Son gelinen noktada ise arkadaşlarımızla birlikte yemekten sonra toplantı talep ederek çalışmayı bıraktık. Her seferinde yukarıdan gelen bir karar olduğunu ve ellerinden bir şey gelmediğini söyleyen şeflerimize, yukarıdan karar verenleri toplantımıza davet ettiğimizi söyledik. Bizi işi durdurmakla suçladılar ve tutanak tutacaklarını söylediler. Bunun karşısında elbette aramızdan sıyrılanlar oldu ama çoğunluk iradesini korudu ve “Sürekli tutanakla tehdit ediyorsunuz, elinizden geleni yapın” gibi tepkilerle karşılık verdi. Bunun karşısında bizim işi durdurmakla suç işlediğimizi direttiler ve bizi buna ikna etmeye çalıştılar. Biz ise bunun bir suç olmadığını söyleyip karşı çıktık, hiçbirimize tutanak tutamadılar. Sonucunda ise en kısa zamanda yöneticinin toplantımıza geleceğini söylediler.

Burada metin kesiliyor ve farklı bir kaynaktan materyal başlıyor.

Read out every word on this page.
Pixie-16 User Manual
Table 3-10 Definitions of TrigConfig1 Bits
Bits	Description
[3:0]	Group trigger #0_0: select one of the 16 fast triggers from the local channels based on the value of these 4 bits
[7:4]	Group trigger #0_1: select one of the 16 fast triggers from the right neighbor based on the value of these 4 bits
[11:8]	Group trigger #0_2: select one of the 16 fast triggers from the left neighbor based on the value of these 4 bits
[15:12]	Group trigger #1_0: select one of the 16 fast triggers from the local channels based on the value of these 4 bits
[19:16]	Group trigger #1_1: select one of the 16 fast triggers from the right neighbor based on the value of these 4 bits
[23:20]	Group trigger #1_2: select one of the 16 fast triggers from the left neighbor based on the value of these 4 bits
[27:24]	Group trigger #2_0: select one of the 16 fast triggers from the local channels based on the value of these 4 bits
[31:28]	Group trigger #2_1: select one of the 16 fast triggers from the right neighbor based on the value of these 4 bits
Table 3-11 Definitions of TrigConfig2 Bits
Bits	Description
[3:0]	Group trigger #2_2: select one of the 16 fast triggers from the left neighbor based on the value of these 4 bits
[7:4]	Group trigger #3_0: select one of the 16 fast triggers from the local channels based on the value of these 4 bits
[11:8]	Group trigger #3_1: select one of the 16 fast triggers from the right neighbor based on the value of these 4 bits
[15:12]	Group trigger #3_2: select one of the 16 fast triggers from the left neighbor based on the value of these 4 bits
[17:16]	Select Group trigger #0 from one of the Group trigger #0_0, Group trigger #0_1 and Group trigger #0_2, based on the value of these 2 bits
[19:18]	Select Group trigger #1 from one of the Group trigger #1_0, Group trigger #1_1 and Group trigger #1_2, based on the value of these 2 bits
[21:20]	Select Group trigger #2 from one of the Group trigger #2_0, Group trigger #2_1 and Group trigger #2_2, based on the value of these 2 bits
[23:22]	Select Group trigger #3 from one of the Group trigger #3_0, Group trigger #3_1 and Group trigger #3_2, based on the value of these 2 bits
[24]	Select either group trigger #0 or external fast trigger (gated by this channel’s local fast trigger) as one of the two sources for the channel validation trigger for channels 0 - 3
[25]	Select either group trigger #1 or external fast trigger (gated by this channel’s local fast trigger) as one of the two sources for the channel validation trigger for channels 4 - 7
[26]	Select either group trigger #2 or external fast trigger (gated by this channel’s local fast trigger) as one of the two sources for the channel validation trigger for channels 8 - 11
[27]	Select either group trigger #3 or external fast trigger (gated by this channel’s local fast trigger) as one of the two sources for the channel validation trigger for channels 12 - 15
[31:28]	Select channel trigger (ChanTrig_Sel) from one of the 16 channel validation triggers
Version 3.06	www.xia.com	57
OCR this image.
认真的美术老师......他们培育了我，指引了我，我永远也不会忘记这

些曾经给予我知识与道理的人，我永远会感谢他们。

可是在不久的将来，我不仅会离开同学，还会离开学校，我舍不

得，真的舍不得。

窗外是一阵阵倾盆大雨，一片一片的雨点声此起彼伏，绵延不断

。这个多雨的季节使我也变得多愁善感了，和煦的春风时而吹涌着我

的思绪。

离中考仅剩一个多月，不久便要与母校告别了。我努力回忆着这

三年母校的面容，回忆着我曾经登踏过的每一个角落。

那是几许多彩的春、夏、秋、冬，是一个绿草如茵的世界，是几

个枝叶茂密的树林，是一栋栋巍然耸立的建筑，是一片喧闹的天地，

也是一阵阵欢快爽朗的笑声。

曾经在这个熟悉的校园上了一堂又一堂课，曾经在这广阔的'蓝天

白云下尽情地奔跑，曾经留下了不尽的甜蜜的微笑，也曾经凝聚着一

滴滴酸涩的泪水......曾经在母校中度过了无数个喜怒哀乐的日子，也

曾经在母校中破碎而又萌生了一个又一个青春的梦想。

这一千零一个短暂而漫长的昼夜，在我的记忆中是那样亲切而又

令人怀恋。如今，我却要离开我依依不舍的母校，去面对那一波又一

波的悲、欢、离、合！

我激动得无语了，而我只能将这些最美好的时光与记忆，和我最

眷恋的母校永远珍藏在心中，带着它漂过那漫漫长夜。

Bu karşı koyuş ve birliktelik bazı çalışma arkadaşlarımızı ürküttü. “Daha farklı yollarla hakkımızı arayabiliriz” diye söylendiler. Farklı yollardan kasıt, şirket hiyerarşisine uyup şikayetlerimizi onlara bildirmekti. Fakat aylardır yaptığımız şey buydu zaten. Bu eylem tarzının bize bir sonuç getirmediğini gördüğümüz için artık işi durdurma sinyali çakmamız gerektiğini gördük ve yaptık. Birkaç arkadaşımız “Hata yaptınız, suç işlediniz” söylemlerine inanmıştı ve motivasyonları düşmüştü. Çoğumuzda ise o toplantı talebini dile getirmek için işi bıraktığımızda ve yürüttüğümüz tartışmalardan sonra “Hata yapmadık, çok iyi yaptık, işi durdurduğumuzu düşündüler ve tedirgin oldular, daha fazla üstlerine gitmeliyiz, birlikte olursak kazanabiliriz” gibi ortak fikirler çoğalmıştı. Bu hareketimiz bize bir şey öğretti elbette, taleplerimiz ve haklarımız için birlikte hareket etme yöntemini güçlendirmek gerektiğini. Diğer vardiyalarda, bölümlerde çalışan arkadaşlarımız hızlıca kendi çalışma alanlarında birliklerini kurmalıdır. Ancak bu şekilde gasbedilen haklarımızı tekrar kazanabilir ve insanca çalışma koşullarını yaratabiliriz.